A melanoma survivor and former caregiver analyzes the way society’s labels shape our behaviors and identities.
Throughout our lives, whether consciously or unconsciously, we label ourselves. Often it is situational. When we are a young and in the company of our parents we are “the child.” When with our siblings we are “the brother or sister.” In school we are both “student” or “classmate,” often with no choice of our role and an outside expectation of how it is to be projected. This pattern repeats into our adulthood with our environment and the people populating it defining our identity. We become, employee, spouse, parent or guardian. To some extent this continues all or lives, both with surroundings and with experiences labeling us. As we mature, we learn to choose the identity we want and the definition of that role. Like putting on a uniform or a knight’s suit of armor, the first time we choose to do this it can feel foreign. But as time goes on, we become comfortable with the fit and begin to expand this wardrobe. We learn to mix and match labels, being more than one thing at a time.
Then cancer or some other illness enters the picture. Whether attacking you or a loved one, it changes your identity. Am I a “victim” of cancer, a “survivor,” a “caregiver?” Often, we are all those things at once. Eventually we shed an identity that no longer fits or is holding us back. We evolve to the next step and become “advocate,” “sponsor,” or “mentor.” These new identities help us to take on a leadership role in helping others and making a difference. How we define ourselves and view ourselves can have a huge impact on how we appear to the outside world and how we view others and their identity. This can be a major factor in our ability to help others. Whether participating at an event, helping as a volunteer, or taking on the role of coordinator, we choose our own path on how we are going to fulfill these identities we have chosen.

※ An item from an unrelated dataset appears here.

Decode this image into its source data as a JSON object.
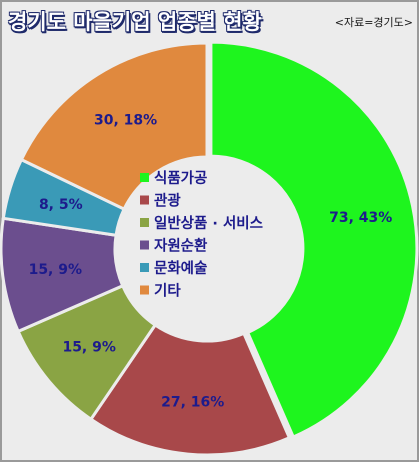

Throughout our life we watched others as they identified themselves and studied how they filled their roles. Literature has also given us a plethora of icons to use as models for our identities. We both learn and teach by example. We will adopt what works for us and discard, or store for future reference, anything that is not useful at the moment. We will actively seek out someone that has identified themselves with a label we are now building for ourselves. Once we start living with our new label, we move to the position of being the one to be emulated.
This is the journey that has brought me to the point I am at right now. Opportunity has knocked and I am now taking on a more official identity of “patient advocate” on a tumor board. I can only say I hope to use what I’ve learned from those I’ve worked with, those I’ve seen, those I’ve only read about, and with my past identities in making this new label a comfortable suit of armor.